Dalle sue parole sembra di capire che la religione c’entri poco o nulla.
«Dietro all’ostentazione di immagini e simboli non si nasconde alcuna elaborazione religiosa. Nella propaganda fondamentalista esiste, tuttavia, un tipo di predicazione che insiste su un carattere di giustizia di Dio. Il fondamentalismo dilaga in un mondo musulmano che dopo essersi visto ridotto in semi-schiavitù dai sistemi colonialistici, si sente ora sfruttato nelle sue materie prime, nella sua forza lavoro. In Occidente, invece, si insiste sul feroce fanatismo religioso. Quella in atto è una guerra politica, le cui ragioni intrinseche, da parte dei fondamentalisti, sono anche ragioni sociali».
Non si tratta, dunque, di uno scontro di civiltà?
«No, chi ne parla dice una volgarissima bugia. Siamo davanti, invece, a una guerra dei fondamentalisti contro i governi di musulmani moderati. Che gli attentati di Sousse e del Bardo, ad esempio, siano stati compiuti per odio nei confronti degli occidentali è demenziale. I fondamentalisti vogliono dissuadere i turisti occidentali dal portare in Tunisia valuta pregiata, hanno intenzione di rovinare l’economia tunisina perché decisi ad abbattere il governo, per loro una fase di impoverimento del Paese è necessaria».
Che cosa deve fare, allora, l’Occidente? «Il vero problema è la cattiva distribuzione della ricchezza, che crea l’impossibilità pratica della convivenza nel momento stesso in cui viene conosciuta per quello che è. Bisognerebbe agire sui rapporti fra le istituzioni del mondo asiatico e africano e le nostre multinazionali, che stanno rapinando il mondo con l’appoggio governi locali. È una strada lunghissima tuttavia, l’Onu non ha strumenti per intervenire e nemmeno noi per incidere su questi processi, perché i nostri politici sono ormai soggetti a economia e finanza.

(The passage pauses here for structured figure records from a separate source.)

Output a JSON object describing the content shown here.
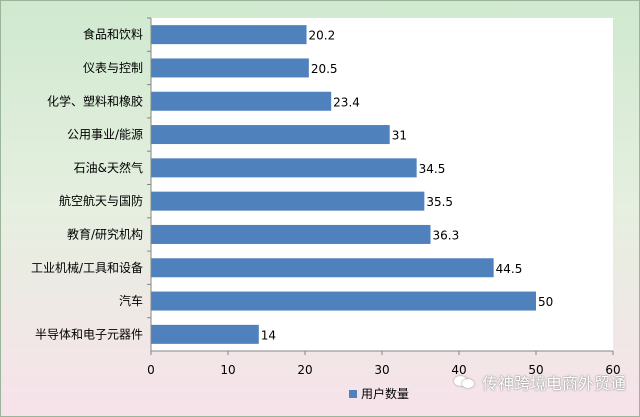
{
  "chart_data": {
    "type": "bar",
    "orientation": "horizontal",
    "categories": [
      "食品和饮料",
      "仪表与控制",
      "化学、塑料和橡胶",
      "公用事业/能源",
      "石油&天然气",
      "航空航天与国防",
      "教育/研究机构",
      "工业机械/工具和设备",
      "汽车",
      "半导体和电子元器件"
    ],
    "series": [
      {
        "name": "用户数量",
        "values": [
          20.2,
          20.5,
          23.4,
          31,
          34.5,
          35.5,
          36.3,
          44.5,
          50,
          14
        ],
        "labels": [
          "20.2",
          "20.5",
          "23.4",
          "31",
          "34.5",
          "35.5",
          "36.3",
          "44.5",
          "50",
          "14"
        ]
      }
    ],
    "xlim": [
      0,
      60
    ],
    "xticks": [
      "0",
      "10",
      "20",
      "30",
      "40",
      "50",
      "60"
    ],
    "grid": false,
    "legend_position": "bottom",
    "bar_color": "#4f81bd"
  },
  "watermark": "传神跨境电商外贸通"
}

Dovremmo chiedere che qualche cosa cambi e sperare che insistendo possa cominciare a succedere».
E nei confronti dell’Islam?
«Cercare di capire e far capire che la stragrande maggioranza dei musulmani non vuole diventare terrorista. Che chi viene nel nostro Paese a cercare lavoro, ad esempio, ne ha veramente bisogno».
Giovanni Filoramo, sul Corriere del Trentino di venerdì, sostiene l’importanza di insegnare storia delle religioni a scuola, perché la nostra è una società multietnica, dunque multireligiosa, ed è essenziale conoscere l’altro e i valori altrui. È d’accordo?
«Certo, ma al momento non disponiamo del personale docente in grado di farlo. L’insegnamento religioso nelle scuole, attualmente, è catechismo della religione cattolica e non serve a nulla. Occorre un insegnamento storico-filologico chiaro e semplice del fenomeno religioso ed è necessaria un’azione di governo immediata, a partire dalla riforma dei programmi».